今日も彼女は縁側で叫ぶのだ。
「巫女飽きた!!」
「……ま、魔法使いになるか?」
「なる!!」
とある春の日。
博麗神社の縁側、味の薄いお茶を飲みながら博麗霊夢と友人の霧雨魔理沙は会話をしていた。
突然変な事を言い始めた霊夢に、魔理沙は若干呆れつつ尋ねる。
「本当に良いのか?巫女の仕事サボってたらダメだぞ?」
「何よ、人の家に来るだけ来て何もしないのに。良いのよ、どこぞの仙人も最近は来ないしね。さ、魔法使いにはどうやってなるの?」
「30過ぎまで……いかんいかん、人里の変な本に影響されちまったぜ。方法はだな」
しかし魔理沙という人間は基本的に面倒見が良く、優しい。
霊夢に懇切丁寧に解説をした魔理沙は自身の道具を幾つか貸して、魔法の基礎を教え込む。普段はやる気を見せない霊夢だが、この時ばかりは集中して話を聞いていた。
博麗の巫女。彼女はこの任を負うだけの実力が備わっている。
……魔理沙は一回も博麗の巫女に勝てていない。霊夢は天才で、何をせずとも上手く出来たのだ。
しかし、魔法使いは霧雨魔理沙の専売特許。パチュリーやアリス等はパワーじゃねえ、なら私が最強だぜと言うのは些か暴論ではあるが。
さて、博麗神社の境内では良く二人が戦っている。その光景は日常だ。
魔法を教えた魔理沙と、紅白の魔女服(魔理沙のお手製)を着た霊夢は向き合い、お互いに武器を構えた。
お決まりの八卦炉vsその辺で拾った木の棒。
「さて、行くぜ。魔法使いの意地を見せてやるよ」
「ふふん、私に勝てるかしらね?」
二人の視線が交錯し、火花を散らす。
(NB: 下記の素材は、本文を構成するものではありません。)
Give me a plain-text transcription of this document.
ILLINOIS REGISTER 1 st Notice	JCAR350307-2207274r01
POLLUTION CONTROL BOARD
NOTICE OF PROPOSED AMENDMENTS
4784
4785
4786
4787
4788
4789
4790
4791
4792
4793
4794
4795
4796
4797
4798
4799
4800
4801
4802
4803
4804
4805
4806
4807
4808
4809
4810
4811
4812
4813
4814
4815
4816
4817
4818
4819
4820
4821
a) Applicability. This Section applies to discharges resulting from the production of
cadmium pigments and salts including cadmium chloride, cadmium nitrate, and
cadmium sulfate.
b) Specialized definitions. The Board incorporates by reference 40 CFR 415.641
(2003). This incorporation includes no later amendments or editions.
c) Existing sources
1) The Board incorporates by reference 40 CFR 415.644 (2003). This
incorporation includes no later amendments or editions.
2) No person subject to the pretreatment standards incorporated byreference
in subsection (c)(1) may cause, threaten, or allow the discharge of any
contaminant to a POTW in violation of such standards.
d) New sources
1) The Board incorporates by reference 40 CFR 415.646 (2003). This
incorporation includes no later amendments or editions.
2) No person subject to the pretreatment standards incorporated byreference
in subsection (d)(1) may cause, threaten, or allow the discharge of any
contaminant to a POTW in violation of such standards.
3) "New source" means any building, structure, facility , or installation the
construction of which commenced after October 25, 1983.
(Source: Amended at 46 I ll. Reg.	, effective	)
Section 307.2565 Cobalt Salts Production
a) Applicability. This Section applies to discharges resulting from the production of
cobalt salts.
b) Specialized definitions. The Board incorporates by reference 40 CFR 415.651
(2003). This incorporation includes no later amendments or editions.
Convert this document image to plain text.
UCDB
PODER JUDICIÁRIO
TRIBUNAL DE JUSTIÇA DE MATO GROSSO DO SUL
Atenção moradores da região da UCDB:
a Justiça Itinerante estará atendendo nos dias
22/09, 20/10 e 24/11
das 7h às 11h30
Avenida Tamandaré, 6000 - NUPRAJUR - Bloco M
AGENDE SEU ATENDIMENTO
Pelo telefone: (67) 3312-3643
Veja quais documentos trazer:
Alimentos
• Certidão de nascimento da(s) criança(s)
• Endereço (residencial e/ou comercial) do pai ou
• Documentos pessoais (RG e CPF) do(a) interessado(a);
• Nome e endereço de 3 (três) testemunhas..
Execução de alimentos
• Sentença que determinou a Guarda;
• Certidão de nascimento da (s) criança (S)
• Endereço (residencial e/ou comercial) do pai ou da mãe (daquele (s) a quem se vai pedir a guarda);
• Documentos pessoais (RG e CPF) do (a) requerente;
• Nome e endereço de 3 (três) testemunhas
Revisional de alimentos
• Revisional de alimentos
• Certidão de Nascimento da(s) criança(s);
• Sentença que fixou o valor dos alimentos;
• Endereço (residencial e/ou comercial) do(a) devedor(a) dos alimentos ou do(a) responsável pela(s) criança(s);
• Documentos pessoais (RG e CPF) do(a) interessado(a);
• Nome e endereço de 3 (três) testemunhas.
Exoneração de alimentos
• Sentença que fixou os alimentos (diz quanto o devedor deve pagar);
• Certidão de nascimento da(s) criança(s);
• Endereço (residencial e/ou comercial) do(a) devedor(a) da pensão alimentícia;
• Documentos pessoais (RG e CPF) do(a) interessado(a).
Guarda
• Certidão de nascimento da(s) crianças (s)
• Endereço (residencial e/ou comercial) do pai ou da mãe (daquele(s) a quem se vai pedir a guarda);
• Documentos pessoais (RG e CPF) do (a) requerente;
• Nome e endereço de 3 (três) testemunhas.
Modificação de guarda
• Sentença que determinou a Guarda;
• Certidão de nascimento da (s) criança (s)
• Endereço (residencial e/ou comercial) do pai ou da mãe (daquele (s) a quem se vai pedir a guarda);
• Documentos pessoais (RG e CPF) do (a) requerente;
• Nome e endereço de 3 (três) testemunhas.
どちらからともなく魔法を起動。魔力が、境内を埋め尽くす。
吹き荒れるエネルギーの風が二人の頬を撫でる。戦闘の独特な緊張感が殺気を滾らせ、魔理沙は箒に飛び乗り飛翔。天高くから、八卦炉を霊夢に構えた。
「小手調べだ!!」
威勢よく叫び、スペルカードは使わずに魔力を放射。
放たれた魔力を霊夢は睨み、木の棒を向けた。キイイン……と魔力が集中し、それはまるでレーザーの構え。
パワーの魔理沙に比べて、霊夢はどちらかというと技を主軸に置く。無論、夢想封印や夢想天生等の全てを網羅する技があるが。
(やばい……あれは、私の魔力砲の隙をつく、鋭いレーザー!)
焦る魔理沙。
(撃たれる。いや、迎え撃て!!)
そして、八卦炉を再度構えなおす。霊夢も準備が終わったらしく、木の棒から魔力が射出された。
――――そして、発射10cmの所で魔力が消失。
「「はっ?」」
二人の声がシンクロする。
直後、魔理沙の撃った魔力が無慈悲に霊夢を叩いた。それはもう見事に、霊夢は吹き飛んだ。
☆★☆
「……えっと、スペルカード、測定[スカウター]によると……霊夢の魔力は5。ゴミだぜ」
「何でよー!」
縁側。
泥まみれの体を洗ってきた霊夢と魔理沙は、会話していた。
「つまりはあれだ、お前の魔力は常人レベル。上限は999だからな。魔法使いは諦めろ」
「……ふん!そんな事言う魔理沙はどうなのよ!」
「999だが?」
「……巫女で良いわ私……巫女サイコー!でもおっぱい大きい早苗は萎めー!」
(うん、やっぱ霊夢は巫女が良いぜ)
魔理沙は密かに思う。
パチュリーやアリスは魔力が999だが、それは[スカウター]の上限が999なだけであって彼女たちはその数値を遥かに超えているだろう。
そう、[スカウター]の上限突破には、少なくとも999の十倍は欲しい。それでやっと、1000に届くだろう。
(しっかしまあ……こいつ、凄まじいわ)
魔理沙は密かに思う。
(どうしてこいつ、霊力が[10000000000000]もあるんだよ………おい……)
少し泣きかける魔理沙であった。
今日もまた、幻想郷は平和である。